What did those type of people "nerd out on" as a hobby before computers were invented/accessible?
I guess they had a lot of time to study and tinker
X-ray led him into amateur photography - he'd take off-cuts from the large-format films home and wind his own cartridges in the darkroom he built in his basement. My dad inherited his pre-war Leica camera, and I have a few of his (very good) prints on my walls.
The electronics led him into amateur radio. In the 1920s the airwaves were so clear that with a 1w set he was able, from San Francisco, to contact fellow hams in Germany and New Zealand; my grandfather rembered several of them coming to visit.
He was, I suspect, from stories about his extreme social awkwardness, somewhere on the spectrum. Definitely a geek.
Hacking the phone system to make long-distance calls was a thing too.
I'm sure there have always been people who hyper-focused on something. In the 1800s it was probably scientific experiments.
So let's say "before computers were available to ordinary folks".
Speaking for myself (as a kid)... Consumer electronics back then were much more recyclable than now. Almost every component out of, say, a dead TV could be snipped or unsoldered to use in new projects.
If the recycled parts were loudspeakers, especially in matched pairs - try to make stereo speakers that sound good. Build crystal radio sets. Try to understand the mysterious new art of digital logic, though necessarily at the dozens-of-gates level. The analog world was fascinating, there were so many things you might some day understand/play with, such as ham radio or the phone network, which back then was about the most complex thing anyone interacted with. In fact, a lingering fascination with the phone network drove me (decades ago) into my employment in telecommunications.
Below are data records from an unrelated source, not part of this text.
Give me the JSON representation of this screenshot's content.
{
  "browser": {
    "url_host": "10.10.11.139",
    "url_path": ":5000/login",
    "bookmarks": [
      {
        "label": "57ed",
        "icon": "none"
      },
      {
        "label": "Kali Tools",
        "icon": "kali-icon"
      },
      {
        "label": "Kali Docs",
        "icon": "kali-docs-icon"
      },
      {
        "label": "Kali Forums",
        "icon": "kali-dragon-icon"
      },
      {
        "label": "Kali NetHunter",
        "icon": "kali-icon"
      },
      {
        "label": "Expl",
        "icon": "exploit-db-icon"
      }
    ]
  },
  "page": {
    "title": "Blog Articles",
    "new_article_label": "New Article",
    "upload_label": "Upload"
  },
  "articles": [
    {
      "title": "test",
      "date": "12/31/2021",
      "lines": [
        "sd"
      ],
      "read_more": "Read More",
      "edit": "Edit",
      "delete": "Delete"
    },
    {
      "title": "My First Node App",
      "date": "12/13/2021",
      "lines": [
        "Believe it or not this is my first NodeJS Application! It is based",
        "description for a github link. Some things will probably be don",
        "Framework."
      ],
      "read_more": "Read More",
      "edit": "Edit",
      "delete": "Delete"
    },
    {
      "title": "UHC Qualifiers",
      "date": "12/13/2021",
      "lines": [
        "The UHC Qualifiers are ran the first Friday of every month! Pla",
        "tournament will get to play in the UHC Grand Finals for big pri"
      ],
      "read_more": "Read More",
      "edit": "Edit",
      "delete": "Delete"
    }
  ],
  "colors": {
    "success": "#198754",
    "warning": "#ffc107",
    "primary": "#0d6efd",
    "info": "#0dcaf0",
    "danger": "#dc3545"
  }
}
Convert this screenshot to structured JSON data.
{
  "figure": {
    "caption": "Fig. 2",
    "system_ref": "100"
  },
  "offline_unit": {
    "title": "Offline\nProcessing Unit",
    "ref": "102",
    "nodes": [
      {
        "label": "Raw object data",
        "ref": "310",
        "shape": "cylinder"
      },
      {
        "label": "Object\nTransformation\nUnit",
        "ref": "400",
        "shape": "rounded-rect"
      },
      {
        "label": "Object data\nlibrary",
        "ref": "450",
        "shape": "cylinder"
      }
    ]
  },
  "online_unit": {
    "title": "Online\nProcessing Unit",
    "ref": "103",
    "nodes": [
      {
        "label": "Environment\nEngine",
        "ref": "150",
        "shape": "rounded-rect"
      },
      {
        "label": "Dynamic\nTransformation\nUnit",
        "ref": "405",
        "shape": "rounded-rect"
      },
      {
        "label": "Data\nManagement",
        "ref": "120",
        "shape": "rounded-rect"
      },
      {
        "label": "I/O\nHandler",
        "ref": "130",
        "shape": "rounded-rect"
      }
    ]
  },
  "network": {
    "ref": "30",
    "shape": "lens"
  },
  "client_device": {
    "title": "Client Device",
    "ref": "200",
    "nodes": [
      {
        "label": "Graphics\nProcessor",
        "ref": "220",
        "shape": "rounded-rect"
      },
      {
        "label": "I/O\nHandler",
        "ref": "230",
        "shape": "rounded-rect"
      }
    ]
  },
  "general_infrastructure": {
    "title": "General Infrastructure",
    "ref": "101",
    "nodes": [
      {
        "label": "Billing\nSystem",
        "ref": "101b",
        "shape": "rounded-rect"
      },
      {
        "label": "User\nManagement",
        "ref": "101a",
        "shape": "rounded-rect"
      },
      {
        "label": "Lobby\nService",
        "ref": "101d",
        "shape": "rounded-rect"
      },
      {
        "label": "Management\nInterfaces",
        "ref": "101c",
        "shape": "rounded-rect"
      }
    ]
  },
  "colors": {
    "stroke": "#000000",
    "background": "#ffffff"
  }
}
But to answer you question: if I didn't have internet, specifically, I'd be spending more time at the local library. Besides that, electronics, cars/motorcycles/engines, carpentry, model aircraft, gardening and animal husbandry are things I could see myself dabbling in but probably not with the same intensity and single focus so not directly comparably to the time I spend tapping on a keyboard.
Telegraphs and motors before that.
Machine shop stuff before that.
Blacksmithing before that
Agriculture before that, along with astronomy.
Edit: and built radios.
For me, the more mysterious question is, what is the next thing to geek out on now that "computers" has turned into surveillance capitalism and advertising?